Over the past three years, a rapid increase in the use of fentanyl — a cheaper synthetic opioid that is 50 to 100 times stronger than morphine — has been associated with the rise in overdose deaths. It is commonly mixed with other drugs, oftentimes without users even aware of it.

Last year, fentanyl was involved in 44 percent of all overdose deaths in the city, the Department of Health said.

The Isakbaevs, who came to the U.S. from Uzbekistan in 1993, when Boris was 5, said that they don’t know why he started taking opioids.

“Sometimes you think you have a perfect family — your kids are educated, you are successful, both parents are working, you do everything for the kids the way it’s supposed to be,” his mother said.

Boris once told her that “he felt good after taking these pills and couldn’t live without them,” she added.

Before he started using, he was a straight-A student with a gift for writing and dreams of becoming a doctor, his parents said.

He was accepted to LIU Brooklyn but never attended, later trying twice to take classes at York College, his mother said. But was never able to complete a semester.

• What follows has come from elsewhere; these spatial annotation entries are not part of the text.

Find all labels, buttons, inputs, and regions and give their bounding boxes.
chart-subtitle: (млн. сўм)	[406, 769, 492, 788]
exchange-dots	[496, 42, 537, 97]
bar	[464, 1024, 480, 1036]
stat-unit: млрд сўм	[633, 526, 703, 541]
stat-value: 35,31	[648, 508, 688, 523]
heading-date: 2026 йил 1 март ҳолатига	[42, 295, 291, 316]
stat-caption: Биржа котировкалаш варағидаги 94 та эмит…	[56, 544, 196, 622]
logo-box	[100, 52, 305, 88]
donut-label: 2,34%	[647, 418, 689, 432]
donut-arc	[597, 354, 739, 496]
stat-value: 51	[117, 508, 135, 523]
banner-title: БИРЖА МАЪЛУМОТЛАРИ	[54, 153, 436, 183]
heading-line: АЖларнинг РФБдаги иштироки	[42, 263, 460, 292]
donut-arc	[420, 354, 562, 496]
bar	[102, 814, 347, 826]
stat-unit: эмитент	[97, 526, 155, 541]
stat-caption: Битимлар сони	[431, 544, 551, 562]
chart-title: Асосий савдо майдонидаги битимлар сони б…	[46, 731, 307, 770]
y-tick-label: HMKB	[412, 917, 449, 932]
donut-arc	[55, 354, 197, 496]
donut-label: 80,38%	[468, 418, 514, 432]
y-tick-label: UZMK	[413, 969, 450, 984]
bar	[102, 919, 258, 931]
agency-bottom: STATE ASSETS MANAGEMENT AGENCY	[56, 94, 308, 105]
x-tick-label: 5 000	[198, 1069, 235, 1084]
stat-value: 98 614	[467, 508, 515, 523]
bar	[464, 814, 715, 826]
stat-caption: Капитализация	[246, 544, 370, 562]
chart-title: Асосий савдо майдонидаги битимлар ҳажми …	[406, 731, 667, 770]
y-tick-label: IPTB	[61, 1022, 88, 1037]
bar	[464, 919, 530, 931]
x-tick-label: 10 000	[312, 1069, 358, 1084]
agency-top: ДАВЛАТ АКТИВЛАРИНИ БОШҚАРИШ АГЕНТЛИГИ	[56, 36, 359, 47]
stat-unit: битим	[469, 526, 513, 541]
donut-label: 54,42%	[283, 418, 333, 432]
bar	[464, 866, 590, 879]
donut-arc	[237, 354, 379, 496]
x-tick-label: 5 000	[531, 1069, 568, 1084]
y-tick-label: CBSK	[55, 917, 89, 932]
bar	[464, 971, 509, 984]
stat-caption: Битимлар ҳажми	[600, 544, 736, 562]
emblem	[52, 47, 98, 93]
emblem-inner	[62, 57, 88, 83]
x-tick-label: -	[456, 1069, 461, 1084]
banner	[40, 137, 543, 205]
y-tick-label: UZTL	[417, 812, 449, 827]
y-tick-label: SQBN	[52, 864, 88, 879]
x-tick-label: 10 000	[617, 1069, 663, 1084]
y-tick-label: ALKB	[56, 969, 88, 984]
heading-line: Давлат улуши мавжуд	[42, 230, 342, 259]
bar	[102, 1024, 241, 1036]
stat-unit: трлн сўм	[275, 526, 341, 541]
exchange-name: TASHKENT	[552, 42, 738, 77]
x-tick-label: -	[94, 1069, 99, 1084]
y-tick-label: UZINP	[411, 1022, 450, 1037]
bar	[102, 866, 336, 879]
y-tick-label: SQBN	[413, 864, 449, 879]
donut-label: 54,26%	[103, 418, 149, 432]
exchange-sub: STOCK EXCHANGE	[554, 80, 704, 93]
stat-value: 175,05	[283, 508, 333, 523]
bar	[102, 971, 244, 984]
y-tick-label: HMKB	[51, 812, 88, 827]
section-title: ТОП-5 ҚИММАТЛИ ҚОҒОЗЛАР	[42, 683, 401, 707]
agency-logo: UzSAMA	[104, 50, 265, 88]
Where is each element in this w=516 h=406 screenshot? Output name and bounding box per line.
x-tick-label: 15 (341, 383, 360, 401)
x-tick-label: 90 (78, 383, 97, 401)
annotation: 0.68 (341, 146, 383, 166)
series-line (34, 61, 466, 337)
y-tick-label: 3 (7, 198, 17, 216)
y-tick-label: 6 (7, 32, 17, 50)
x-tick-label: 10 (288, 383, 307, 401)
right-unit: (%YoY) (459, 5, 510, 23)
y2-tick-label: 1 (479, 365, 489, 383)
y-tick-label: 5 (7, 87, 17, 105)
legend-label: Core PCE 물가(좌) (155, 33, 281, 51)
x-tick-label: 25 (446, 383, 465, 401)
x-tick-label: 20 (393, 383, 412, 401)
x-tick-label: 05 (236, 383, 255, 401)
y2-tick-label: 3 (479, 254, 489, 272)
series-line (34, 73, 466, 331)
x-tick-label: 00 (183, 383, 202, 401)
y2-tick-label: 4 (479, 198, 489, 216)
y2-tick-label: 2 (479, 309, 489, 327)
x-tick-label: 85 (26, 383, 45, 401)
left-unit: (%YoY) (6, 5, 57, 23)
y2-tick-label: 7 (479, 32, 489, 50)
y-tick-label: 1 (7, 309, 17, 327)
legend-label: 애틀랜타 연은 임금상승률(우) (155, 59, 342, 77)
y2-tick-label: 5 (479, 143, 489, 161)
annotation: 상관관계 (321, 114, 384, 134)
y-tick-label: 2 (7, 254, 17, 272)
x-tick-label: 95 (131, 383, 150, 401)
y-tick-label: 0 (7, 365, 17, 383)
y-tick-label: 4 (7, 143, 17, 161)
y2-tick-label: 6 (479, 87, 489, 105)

“His mind was occupied with it constantly,” his mother said about his habit. “That’s why he couldn’t do anything else.”

Initially, Boris’s parents tried to be strict with their son, taking him for treatment twice. But each time he relapsed almost right away, they said.

To pay for drugs, he began stealing jewelry from their home. Later, they just started giving him money.

“[Addicts] need money all the time,” said his father, Ariel Isakbaev, 52. “I gave him a lot, because I didn’t want somebody to kill him or beat him for that.”

If they could turn back the clock, his parents said they would have sent Boris to another part of the country and never let him come back — because once addicts return to their old environment, “they begin using again,” his father said.

The Isakbaevs, who also have two daughters, said they are trying to learn “to live without him.”

“He taught us to be different with people we are close to,” his father said. “The big problem of all parents is an ego inside us — but all we have to do is to learn to hear our kids.”